For practitioners of Unity, God is not an anthropomorphic being who metes out rewards and punishments, but “a spiritual principle that is always working through us, and we use it to create our own lives,” Lunde said in an interview.

“God is universal intelligence.  God is all wisdom,” she said.  “When we make a decision, we open ourselves to the wisdom of God which comes through us, and when we make a choice, it’s aligned with that wisdom.” 

In the book, she asks readers to write or tell their own life story, then expand it into a “cosmic story” that explains how the universe came into existence and how each person has a place in the “divine design.”

She reviews 12 “spiritual threads,” which she links to each of Jesus’ disciples, that may be used to “weave a tapestry” of an individual’s life. They include such qualities as wisdom, strength, love, imagination and will.

Lunde said she’s not talking about willpower, but willingness to allow good things, such as healing and wholeness, to happen in our lives.

God has promised us that “what you choose, you will get,” Lunde said, noting such quotes from Jesus as “Seek and ye shall find,” and “Knock and it shall be opened unto you.”  

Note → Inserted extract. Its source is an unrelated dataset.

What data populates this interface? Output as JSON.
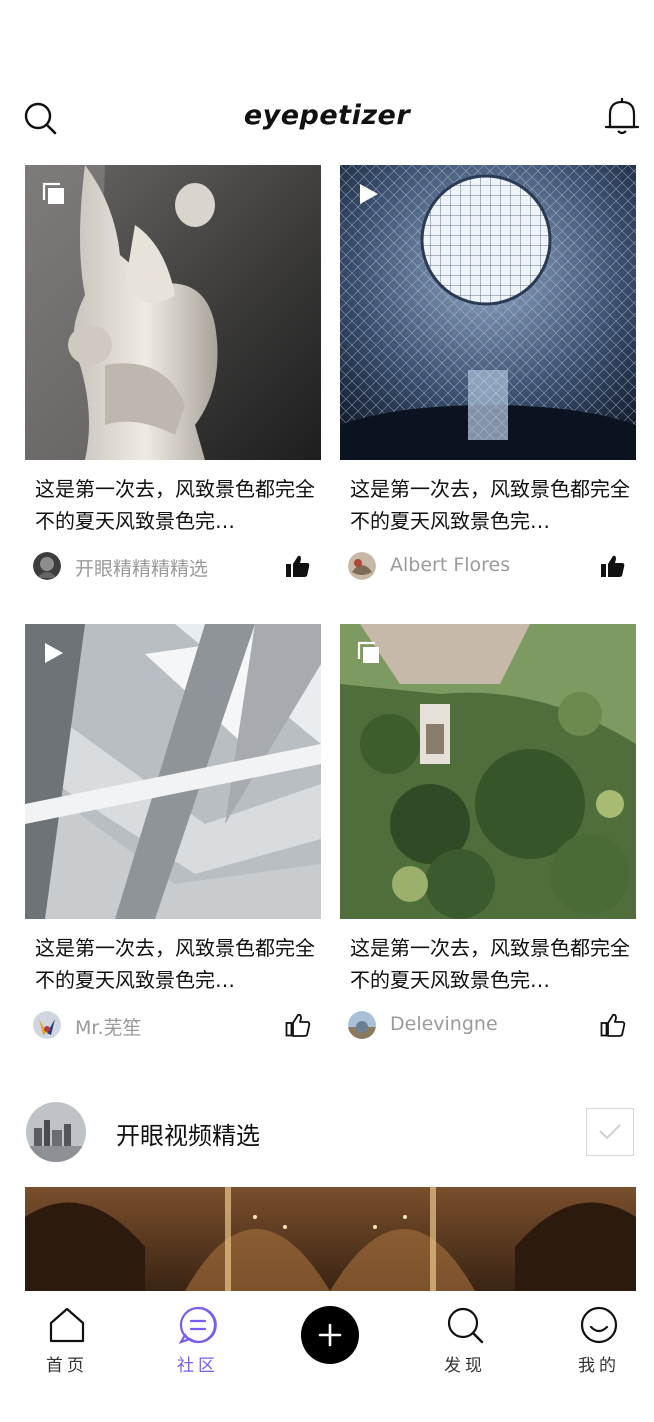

But when people have negative thoughts or low expectations for themselves and others, that’s what they find, she said.  “If we choose something that is not for our highest good, we learn from that and we stop,” she said.

Spiritual interpretation, she said, means looking at the Bible or any other source of truth from the viewpoint of divine wisdom.  “Spiritual interpretation is finding the presence of the Creator and your connecting to it, your spirituality,” she writes.  “I believe God is ‘in here’ within us as us.  We are not all of what God is, but God is all of what we are.  We are separated from God only when we believe we are, but we can never be separated from God in spirituality.”

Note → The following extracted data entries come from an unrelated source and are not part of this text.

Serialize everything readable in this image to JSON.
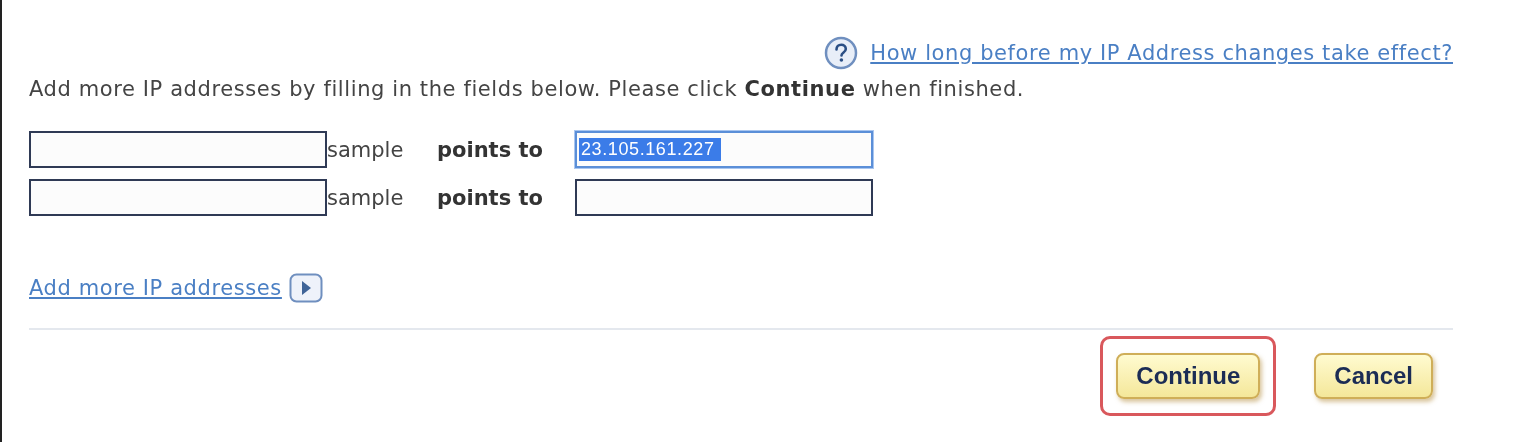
{
  "help_link": {
    "label": "How long before my IP Address changes take effect?"
  },
  "instructions": "Add more IP addresses by filling in the fields below. Please click **Continue** when finished.",
  "rows": [
    {
      "name_value": "",
      "suffix": "sample",
      "points_to": "points to",
      "target_value": "23.105.161.227",
      "target_text_selected": true,
      "target_focused": true
    },
    {
      "name_value": "",
      "suffix": "sample",
      "points_to": "points to",
      "target_value": "",
      "target_focused": false
    }
  ],
  "add_more_link": {
    "label": "Add more IP addresses"
  },
  "buttons": [
    {
      "label": "Continue",
      "highlighted": true
    },
    {
      "label": "Cancel",
      "highlighted": false
    }
  ]
}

In the last half of the book, Lunde offers a number of different exercises for gaining a spiritual perspective.  They include such things as role-playing, keeping a journal and praying with affirmations that focus on positive goals and outcomes.

For example, when praying about money, rather than focusing on not having enough, she says to focus on abundance.  “Realize that God is the source of your supply, infinite and ready to respond to your thinking,” Lunde said.   “If you don’t have a dime in your wallet, you start counting the blades of grass, you get your mind into that attitude of seeing abundance everywhere.”

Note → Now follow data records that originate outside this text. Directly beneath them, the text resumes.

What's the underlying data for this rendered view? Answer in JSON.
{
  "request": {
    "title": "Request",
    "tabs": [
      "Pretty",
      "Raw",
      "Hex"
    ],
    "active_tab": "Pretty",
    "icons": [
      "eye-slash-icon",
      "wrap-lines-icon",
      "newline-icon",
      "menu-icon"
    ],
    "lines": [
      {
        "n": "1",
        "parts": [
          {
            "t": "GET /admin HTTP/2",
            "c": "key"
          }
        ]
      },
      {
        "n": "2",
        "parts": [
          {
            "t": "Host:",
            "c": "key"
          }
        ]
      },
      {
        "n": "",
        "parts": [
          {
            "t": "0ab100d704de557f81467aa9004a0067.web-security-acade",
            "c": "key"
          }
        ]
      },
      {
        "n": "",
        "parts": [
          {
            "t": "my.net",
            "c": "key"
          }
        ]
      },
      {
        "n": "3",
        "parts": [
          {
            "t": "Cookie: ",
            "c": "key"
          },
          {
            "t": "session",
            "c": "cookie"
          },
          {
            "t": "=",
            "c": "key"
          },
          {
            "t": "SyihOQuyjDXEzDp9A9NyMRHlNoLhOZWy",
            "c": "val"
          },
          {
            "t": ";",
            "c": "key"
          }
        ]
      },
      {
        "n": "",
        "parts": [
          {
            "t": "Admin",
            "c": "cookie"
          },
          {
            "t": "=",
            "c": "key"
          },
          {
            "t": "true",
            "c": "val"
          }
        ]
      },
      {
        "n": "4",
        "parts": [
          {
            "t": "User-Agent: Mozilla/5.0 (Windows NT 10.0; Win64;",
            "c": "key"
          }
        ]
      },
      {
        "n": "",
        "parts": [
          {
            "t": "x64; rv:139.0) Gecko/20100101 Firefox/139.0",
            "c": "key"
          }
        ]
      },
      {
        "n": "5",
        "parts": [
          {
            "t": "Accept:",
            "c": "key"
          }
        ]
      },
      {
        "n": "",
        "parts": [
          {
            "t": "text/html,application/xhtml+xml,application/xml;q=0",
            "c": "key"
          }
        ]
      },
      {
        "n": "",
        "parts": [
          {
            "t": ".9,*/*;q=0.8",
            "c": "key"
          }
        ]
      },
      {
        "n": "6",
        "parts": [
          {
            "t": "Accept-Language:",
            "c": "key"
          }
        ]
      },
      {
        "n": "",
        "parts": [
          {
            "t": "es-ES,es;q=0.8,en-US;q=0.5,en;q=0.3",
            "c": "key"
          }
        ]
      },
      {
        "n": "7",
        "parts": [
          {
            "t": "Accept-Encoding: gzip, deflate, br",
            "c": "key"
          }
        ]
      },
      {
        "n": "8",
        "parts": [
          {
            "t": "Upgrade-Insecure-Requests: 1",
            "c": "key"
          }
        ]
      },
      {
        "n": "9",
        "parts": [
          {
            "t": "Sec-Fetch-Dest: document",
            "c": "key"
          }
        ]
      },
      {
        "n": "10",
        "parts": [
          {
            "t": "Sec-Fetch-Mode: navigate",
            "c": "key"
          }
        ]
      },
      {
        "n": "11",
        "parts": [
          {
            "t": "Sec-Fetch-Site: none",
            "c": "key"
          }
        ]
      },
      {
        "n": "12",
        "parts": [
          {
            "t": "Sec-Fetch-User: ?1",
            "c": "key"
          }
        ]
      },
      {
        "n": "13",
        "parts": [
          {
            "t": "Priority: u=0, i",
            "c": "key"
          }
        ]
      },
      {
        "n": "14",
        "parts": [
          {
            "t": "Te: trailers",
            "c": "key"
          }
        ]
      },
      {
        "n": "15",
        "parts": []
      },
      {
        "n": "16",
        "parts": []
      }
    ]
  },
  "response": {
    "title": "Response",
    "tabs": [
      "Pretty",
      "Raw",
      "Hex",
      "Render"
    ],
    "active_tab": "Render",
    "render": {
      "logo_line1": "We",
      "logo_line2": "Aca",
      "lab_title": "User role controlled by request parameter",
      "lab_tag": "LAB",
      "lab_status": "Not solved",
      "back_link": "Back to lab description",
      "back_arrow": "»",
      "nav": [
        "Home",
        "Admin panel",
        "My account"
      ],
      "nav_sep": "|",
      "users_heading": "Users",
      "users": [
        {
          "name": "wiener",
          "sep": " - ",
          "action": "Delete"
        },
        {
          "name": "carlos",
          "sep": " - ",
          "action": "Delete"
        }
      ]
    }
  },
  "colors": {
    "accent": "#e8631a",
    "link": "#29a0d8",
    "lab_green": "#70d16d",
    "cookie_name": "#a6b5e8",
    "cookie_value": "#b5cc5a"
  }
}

When praying about health, she said, don’t focus on illness but visualize yourself in perfect health.  If you feel pressed for time or stressed out, in your prayer say, “God gives me all the time I need.”

Such affirmations can help people overcome addictions, depression and self-defeating thoughts of all kinds, Lunde believes. 

Many of the exercises in the book came out of a class she taught in a church in California.  The personal and cosmic stories, and questions students raised, are included to help readers better understand the material. 

The book also gets into the topic of heaven, which Lunde doesn’t envision as a place of harps and pearly gates, but a life here and now, lived in tune with “our own Christ nature.”

“Heaven is the state of mind in which we can see our divinity in all facets of our living,” she writes.  “Not just in the intellect, but in our experiences, our interactions and our daily labors.”

Everything in the book, she said, is in line with the teachings of Unity, a Christian movement that began in the late 1880s. 

Lunde said her book can be used as a text for classes in spiritual growth or for individual study.

She has recently completed another book, “You Are in the Bible: Metaphysical Bible Interpretation for Your Life,” to be published soon by iUniverse.  Its 51   chapters  focus on specific topics in Scripture,  such as courage, strength, health and prosperity.

Unity doesn’t advocate a strictly literal interpretation of Scripture, but an allegorical approach that seeks the spiritual meaning of every text, Lunde said. 

She  once met a fundamentalist Christian who said, “I believe in the inerrancy of the Bible.” Lunde responded:  “We do too — we just have a problem with the errancy of people reading it.”

Lunde also has another book in the works, titled “Stories from Martha’s House.” It’s a compilation of dramas based on biblical stories, bringing the Bible to life.